We were then sent back to St Georges Hospital where Dean continued having a tests, and another MRI scan of his brain. At this stage we found it very difficult, because Dean didn’t actually look ill, he was eating fine (although through a nasal gastric tube) gaining weight, (actually a bit too much they even put him on a diet) but then he had always been a big baby. In fact he appeared to be developing normally, he got more teeth and his hair grew, all the things you would expect of a baby of his age. The saddest thing was if we could have taken away all the tubes etc, he would looked like a normal healthy baby. People when they saw Dean expected him to look very ill, to different to other babies, but he just didn’t.

During the next 3 months Deans condition sadly be came much worse. He had lost most of the movement in his limbs, his muscles just weren’t working and he was fed through a tube. By Dec 1996 and his 1st birthday he had a tracheostomy and heartbreakingly Dean by that time did look a very poorly little boy.

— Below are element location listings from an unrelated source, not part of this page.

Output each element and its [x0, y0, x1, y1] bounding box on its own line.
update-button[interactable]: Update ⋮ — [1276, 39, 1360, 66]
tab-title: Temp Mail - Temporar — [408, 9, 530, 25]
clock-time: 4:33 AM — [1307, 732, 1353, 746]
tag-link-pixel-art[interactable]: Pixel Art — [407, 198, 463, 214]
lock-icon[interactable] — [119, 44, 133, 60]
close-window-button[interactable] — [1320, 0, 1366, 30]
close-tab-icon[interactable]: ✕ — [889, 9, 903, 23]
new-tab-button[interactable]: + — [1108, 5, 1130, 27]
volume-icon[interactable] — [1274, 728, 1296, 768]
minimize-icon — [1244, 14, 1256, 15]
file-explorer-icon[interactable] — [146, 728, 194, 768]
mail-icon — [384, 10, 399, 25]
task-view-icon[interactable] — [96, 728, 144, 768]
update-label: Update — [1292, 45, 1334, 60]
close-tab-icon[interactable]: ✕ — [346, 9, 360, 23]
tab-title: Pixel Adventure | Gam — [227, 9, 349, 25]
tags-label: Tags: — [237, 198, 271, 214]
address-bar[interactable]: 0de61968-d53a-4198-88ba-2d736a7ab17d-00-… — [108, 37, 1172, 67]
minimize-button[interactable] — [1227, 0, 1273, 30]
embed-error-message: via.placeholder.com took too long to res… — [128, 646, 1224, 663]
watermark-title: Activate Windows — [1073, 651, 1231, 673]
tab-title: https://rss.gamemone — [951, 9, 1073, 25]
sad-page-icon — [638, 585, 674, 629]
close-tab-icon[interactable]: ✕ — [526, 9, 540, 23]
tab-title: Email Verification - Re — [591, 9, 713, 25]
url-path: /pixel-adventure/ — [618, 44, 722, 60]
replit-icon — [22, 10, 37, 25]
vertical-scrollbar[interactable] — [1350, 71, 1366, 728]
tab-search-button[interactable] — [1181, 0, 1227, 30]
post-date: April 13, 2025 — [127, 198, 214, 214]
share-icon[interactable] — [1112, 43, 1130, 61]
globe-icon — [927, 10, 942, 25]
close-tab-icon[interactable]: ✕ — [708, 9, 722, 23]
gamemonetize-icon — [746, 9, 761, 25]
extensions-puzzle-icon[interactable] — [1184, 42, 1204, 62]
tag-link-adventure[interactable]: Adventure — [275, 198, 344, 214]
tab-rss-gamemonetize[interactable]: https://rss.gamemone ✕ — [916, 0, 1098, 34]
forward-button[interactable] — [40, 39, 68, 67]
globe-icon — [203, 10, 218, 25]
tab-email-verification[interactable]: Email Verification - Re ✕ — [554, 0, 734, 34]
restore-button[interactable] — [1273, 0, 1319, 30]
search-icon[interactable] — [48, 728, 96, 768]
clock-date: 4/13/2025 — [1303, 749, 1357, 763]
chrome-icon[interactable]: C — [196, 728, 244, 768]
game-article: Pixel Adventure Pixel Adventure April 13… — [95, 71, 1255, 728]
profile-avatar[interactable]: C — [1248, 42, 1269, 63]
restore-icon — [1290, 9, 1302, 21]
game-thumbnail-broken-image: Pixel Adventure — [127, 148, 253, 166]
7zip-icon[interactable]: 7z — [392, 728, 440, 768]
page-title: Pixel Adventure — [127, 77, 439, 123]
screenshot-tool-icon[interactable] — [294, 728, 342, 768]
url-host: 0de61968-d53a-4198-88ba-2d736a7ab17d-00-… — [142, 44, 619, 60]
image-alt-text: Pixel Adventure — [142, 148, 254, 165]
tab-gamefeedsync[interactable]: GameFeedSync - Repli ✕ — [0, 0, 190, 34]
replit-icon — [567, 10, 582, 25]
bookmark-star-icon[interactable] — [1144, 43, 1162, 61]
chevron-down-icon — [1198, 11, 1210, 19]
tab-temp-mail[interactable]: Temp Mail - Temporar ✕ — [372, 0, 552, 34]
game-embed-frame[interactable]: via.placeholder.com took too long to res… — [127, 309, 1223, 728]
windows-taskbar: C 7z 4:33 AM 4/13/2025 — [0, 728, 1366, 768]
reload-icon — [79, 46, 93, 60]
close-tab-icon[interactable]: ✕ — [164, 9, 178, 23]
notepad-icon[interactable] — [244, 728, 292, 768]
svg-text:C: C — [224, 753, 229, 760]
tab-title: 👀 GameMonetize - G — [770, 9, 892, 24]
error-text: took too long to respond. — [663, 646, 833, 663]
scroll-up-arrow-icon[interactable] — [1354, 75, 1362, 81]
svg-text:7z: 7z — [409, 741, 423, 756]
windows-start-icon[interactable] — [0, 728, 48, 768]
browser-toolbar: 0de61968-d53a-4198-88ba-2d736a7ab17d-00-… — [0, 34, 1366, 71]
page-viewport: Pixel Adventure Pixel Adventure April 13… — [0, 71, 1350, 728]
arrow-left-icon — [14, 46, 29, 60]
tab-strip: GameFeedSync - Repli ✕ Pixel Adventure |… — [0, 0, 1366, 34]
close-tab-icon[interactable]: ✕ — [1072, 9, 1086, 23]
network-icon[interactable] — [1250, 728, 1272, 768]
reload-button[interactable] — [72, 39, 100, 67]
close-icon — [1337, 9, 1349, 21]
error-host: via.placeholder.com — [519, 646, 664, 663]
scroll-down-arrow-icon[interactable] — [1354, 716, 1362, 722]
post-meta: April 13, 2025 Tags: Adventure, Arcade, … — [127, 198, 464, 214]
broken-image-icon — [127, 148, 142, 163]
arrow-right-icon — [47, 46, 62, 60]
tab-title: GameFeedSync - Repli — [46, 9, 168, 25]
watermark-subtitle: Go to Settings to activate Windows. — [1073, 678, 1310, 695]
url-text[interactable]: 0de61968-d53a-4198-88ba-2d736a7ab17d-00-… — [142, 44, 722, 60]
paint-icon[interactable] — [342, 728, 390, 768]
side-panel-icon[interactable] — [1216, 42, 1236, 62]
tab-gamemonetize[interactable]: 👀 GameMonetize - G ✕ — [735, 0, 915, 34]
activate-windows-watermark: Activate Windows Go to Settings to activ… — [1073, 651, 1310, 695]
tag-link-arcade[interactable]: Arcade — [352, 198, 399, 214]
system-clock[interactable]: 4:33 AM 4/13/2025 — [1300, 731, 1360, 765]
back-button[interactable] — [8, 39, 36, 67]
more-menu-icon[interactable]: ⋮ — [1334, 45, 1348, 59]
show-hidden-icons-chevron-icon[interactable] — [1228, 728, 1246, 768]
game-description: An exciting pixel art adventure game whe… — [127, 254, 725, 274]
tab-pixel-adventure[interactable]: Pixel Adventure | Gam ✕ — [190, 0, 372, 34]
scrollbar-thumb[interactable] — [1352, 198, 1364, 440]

Throughout that time Dean’s father Ian and I lived in a hospital flat, and our friends and family came to visit us from home. Our consultants Carlos de Sousa, Dr Linda Murdoch (the lead clinician of the PICU), the other Specialists, support teams and the amazing Nurses were absolutely incredible. They provided support, kindness, care and information, they became our friends. We wouldn’t have got through Dean’s illness without them, their care of Dean and us throughout was unbeatable.

By the middle of January 1996 Dean had caught a second chest infection. We had a decisive meeting with Dr De Sousa, Dr Murdoch and team, and it was decided that we wouldn’t treat Dean, but we would make sure he was pain-free and comfortable. All the family came to say their goodbyes, but my wonderful Dean was such a tough little boy that he fought the infection off. So another meeting was held, and jointly we decided that Dean had no quality of life and was getting steadily more and more ill. so it was decided it was time to take him off the life support.Once we had cleared the sad legalities, 3 of the doctors and the solicitor gave us the permission to withhold life support.

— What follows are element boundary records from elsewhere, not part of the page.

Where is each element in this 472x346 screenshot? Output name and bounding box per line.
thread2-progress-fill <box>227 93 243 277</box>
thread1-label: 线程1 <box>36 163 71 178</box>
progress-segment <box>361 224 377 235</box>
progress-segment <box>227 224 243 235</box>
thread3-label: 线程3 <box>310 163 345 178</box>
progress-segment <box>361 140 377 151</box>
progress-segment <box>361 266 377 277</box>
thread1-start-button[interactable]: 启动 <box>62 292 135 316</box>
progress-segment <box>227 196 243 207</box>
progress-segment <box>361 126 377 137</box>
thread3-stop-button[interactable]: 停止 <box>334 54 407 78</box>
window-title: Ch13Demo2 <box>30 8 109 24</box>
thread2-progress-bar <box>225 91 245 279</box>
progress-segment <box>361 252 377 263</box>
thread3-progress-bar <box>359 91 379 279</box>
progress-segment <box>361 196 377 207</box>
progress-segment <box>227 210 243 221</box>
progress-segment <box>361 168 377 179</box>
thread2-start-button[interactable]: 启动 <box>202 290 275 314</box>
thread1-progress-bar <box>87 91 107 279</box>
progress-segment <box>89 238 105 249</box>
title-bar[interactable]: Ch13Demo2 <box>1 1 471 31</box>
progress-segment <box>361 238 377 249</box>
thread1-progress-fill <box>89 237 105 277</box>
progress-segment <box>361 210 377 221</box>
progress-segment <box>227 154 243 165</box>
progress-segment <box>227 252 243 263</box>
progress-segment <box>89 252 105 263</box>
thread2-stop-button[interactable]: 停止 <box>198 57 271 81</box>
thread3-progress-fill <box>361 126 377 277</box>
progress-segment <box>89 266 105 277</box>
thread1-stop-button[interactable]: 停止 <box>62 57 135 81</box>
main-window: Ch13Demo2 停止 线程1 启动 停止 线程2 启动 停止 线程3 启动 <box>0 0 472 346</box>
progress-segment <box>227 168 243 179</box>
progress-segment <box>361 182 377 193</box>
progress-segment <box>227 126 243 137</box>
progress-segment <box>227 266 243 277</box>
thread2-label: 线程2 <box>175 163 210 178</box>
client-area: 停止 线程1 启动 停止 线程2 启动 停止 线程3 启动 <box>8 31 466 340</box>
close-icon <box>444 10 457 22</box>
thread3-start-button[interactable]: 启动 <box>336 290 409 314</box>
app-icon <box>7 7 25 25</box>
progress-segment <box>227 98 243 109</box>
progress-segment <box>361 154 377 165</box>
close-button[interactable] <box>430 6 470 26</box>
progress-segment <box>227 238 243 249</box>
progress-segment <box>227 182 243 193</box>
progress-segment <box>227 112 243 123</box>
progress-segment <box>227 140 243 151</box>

On February 2nd 1996, at 10.30am Dean was laid on a pillow between us and taken off the ventilator and died quickly and peacefully in our arms, our gorgeous, wonderful, precious little boy Dean.

Dean was buried in a village where my parents live and where I grew up. The service was at All Saints Church, Worlingham and was taken by Rev Hilary Johnson the C of E chaplain at St Georges Hospital and the local vicar, 12 of Dean’s nurses attended the service. In April all the medical staff at St Georges who had looked after Dean held a memorial service for him. Carlos, Linda, and many other Drs., support staff and nurses whom had cared for our precious Dean attended. Some read verses, they also had a little gathering after and we were so very touched and we will forever remember their kindness.

Dean’s post-mortum, was conducted by Brian Harding, paediatric pathologist from The Institute of Child Health. We were informed of the results in July 1996 by Carlos de Sousa, it was Fazio-Londe disease. This is the same as BVVL but without the deafness, however this simularity wasn’t recognised until the last few years. For the first few years after Deans death I kept in touch with Dr.Carlos de Sousa, he diagnosed at least 2 other children with Fazio-Londe, caring for Dean helped Carlos diagnose these children. sporadically I have kept in touch with Dr Tessa Homfray, a geneticist at St Georges Hospital. She had extracted Dean’s DNA to be used for research purposes, and it was sent to Oxford, Kings College and Guys where they discovered the gene that caused both Fazio-Londe and BVVL. Ive now been in touch with Tessa again by phone to transfer what is left of Dean’s DNA to Dr Henry Houlden of the Institute of Neurology in Queens Square, London for his research and further treatment for Fazio-Londe and BVVL.

In Dean’s memory I want to help as much as I can to help with research and awareness for this debilitating disease and to help others. Now for the 1st time, ex husband Ian and I will also be getting our bloods charted in the hope that we can help unravel the genetic code which causes this awful disease.